HardenedBSD saw a lot of work in May 2021. Here are the most notable changes:
- We hardened the kenv(2) syscall. Unprivileged or jailed users, even a jailed privileged account, should not be able to inspect the kernel environment. This is just one more hardening technique to mitigate "kernel infoleak as feature" type of issue.
- We fixed an issue with our ASLR implementation interfering with FreeBSD's ASR implementation. This was due to a mismerge a while ago when FreeBSD made changes to their ASR implementation and we had to adjust ours in the ELF image activator.
- We bumped bhyve's max vCPU count to 48 from 16. HardenedBSD's infrastructure now has systems with greater than 30 cores, so being arbitrarily limited to 16 meant we weren't utilizing the server to its greatest potential.
- We hardened dumping non-dumpable memory mappings. FreeBSD implemented an interface to tell the kernel "even though this mapping has been marked as non-dumpable, go ahead and dump it when dumping a process' core."
- FreeBSD's random stack gap implementation creates problems for certain applications, like ntpd. Rather than fix the issue, FreeBSD is explicitly disabling the stack gap for certain applications. We reverted those changes and are carrying on like normal.
- We performed network maintenance. The build infrastructure's firewall is now directly connected to the internet, rather than being behind the corporate firewall. This should drastically help increase the robustness of the network, especially our IPv6 setup.
- If you boot in UEFI mode, you'll notice a new bootloader screen.
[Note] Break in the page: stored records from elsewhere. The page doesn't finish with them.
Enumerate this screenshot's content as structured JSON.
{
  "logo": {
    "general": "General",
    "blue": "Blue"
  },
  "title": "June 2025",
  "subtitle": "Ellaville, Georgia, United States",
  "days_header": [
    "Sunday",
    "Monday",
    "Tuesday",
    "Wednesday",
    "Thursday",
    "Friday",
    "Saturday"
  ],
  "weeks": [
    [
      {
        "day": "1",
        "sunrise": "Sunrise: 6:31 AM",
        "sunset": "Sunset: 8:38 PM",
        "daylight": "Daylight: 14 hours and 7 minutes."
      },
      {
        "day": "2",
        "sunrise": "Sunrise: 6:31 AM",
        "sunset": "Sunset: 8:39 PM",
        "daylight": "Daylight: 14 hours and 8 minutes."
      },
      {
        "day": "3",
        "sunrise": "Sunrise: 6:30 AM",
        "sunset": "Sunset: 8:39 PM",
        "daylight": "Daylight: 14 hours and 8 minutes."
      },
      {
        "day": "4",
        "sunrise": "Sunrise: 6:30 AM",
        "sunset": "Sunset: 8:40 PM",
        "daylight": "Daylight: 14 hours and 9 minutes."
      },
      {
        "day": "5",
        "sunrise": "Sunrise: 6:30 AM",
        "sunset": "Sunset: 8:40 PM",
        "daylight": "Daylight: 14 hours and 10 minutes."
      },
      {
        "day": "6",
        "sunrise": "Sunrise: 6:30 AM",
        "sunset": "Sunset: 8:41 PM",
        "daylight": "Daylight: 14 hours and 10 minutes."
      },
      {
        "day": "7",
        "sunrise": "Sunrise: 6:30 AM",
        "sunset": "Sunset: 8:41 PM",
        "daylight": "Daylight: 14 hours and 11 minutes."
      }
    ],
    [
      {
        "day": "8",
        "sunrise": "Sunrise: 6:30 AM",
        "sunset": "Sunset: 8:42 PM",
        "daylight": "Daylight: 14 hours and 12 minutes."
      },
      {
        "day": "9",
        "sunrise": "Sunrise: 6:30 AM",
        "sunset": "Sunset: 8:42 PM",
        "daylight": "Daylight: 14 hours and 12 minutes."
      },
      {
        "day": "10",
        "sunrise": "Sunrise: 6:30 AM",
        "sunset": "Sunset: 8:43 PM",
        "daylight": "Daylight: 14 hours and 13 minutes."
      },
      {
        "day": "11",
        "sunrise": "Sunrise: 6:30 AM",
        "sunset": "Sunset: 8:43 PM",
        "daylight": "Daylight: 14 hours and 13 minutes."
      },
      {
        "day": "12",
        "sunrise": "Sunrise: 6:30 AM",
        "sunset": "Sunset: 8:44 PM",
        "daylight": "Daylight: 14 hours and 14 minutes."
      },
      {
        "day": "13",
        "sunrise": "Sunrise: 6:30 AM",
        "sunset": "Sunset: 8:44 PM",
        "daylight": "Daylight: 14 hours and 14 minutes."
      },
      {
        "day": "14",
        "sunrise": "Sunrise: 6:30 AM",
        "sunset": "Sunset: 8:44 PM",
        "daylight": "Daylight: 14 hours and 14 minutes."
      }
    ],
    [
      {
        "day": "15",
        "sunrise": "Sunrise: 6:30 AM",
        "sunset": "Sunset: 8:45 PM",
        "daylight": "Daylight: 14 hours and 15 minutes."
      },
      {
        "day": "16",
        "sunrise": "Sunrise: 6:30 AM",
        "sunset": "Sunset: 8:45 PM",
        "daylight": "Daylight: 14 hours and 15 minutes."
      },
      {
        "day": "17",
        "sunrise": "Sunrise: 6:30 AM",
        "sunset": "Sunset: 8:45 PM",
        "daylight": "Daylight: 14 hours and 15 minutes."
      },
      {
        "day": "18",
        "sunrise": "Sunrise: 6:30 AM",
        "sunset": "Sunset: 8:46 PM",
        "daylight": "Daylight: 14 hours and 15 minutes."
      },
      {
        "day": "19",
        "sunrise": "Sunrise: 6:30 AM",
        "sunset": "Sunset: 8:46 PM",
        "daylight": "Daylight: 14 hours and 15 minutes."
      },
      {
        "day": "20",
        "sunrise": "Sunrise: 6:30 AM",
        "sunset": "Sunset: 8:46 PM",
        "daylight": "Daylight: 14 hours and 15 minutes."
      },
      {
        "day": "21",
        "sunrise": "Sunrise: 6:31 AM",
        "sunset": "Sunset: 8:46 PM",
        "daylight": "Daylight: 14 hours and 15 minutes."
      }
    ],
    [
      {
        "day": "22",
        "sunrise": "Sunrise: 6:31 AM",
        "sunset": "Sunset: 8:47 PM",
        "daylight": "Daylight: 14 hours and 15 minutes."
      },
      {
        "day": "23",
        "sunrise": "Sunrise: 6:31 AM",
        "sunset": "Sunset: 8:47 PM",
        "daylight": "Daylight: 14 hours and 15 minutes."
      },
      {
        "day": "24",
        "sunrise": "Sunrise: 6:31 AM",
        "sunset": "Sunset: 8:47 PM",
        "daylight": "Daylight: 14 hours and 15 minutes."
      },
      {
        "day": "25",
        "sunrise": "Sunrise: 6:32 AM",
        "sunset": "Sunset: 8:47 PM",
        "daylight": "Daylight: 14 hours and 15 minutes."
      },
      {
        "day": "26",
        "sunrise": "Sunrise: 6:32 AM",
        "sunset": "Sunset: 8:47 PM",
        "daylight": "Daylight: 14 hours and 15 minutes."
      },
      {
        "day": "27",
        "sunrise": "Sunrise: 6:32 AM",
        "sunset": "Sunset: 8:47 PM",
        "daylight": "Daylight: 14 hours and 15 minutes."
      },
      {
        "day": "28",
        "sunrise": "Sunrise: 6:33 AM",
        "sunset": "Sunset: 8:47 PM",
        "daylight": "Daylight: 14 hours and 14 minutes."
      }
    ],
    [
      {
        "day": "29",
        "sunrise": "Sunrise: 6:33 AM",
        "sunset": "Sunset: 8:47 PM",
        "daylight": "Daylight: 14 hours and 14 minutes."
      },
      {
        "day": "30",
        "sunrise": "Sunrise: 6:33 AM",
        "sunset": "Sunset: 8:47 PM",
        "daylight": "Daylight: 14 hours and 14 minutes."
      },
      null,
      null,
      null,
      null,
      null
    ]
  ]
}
Thanks to Loic, HardenedBSD's logo should be nice and pretty on the UEFI bootloader screen.
- Loic and I fixed some ports entries, getting errant ports to compile again in our package builds.
- We're researching GitLab anti-spam measures. Ben La Monica from the HardenedBSD Foundation Board of Directors has been kindly maintaining our GitLab instance. We may experiment with different anti-spam measures and may experience minimal downtime as we do that research.
- And for the big one: We now build (nearly) all of 14-CURRENT/amd64 world with LTO, including libraries. We introduced a new build configuration, MK_LTOLIB, to tell the build framework whether to build static/shared libraries with LTO. As a precursor to supporting Cross-DSO CFI, we must build as much of the base OS with LTO as possible. This gets us closer to our goal of an OS with Cross-DSO CFI fully enabled for the userland. The compiler toolchain, libthr, and the various bootloaders are NOT compiled with LTO. A set of one or more follow-up commits will enable LTO for arm64 as well. We're doing our first package build with amd64 as we speak. It will still be a while before we support Cross-DSO CFI, but this is a great step in the right direction.
I'm excited for the progress we're making. I'm grateful to serve the community and I'm more grateful for the community's support.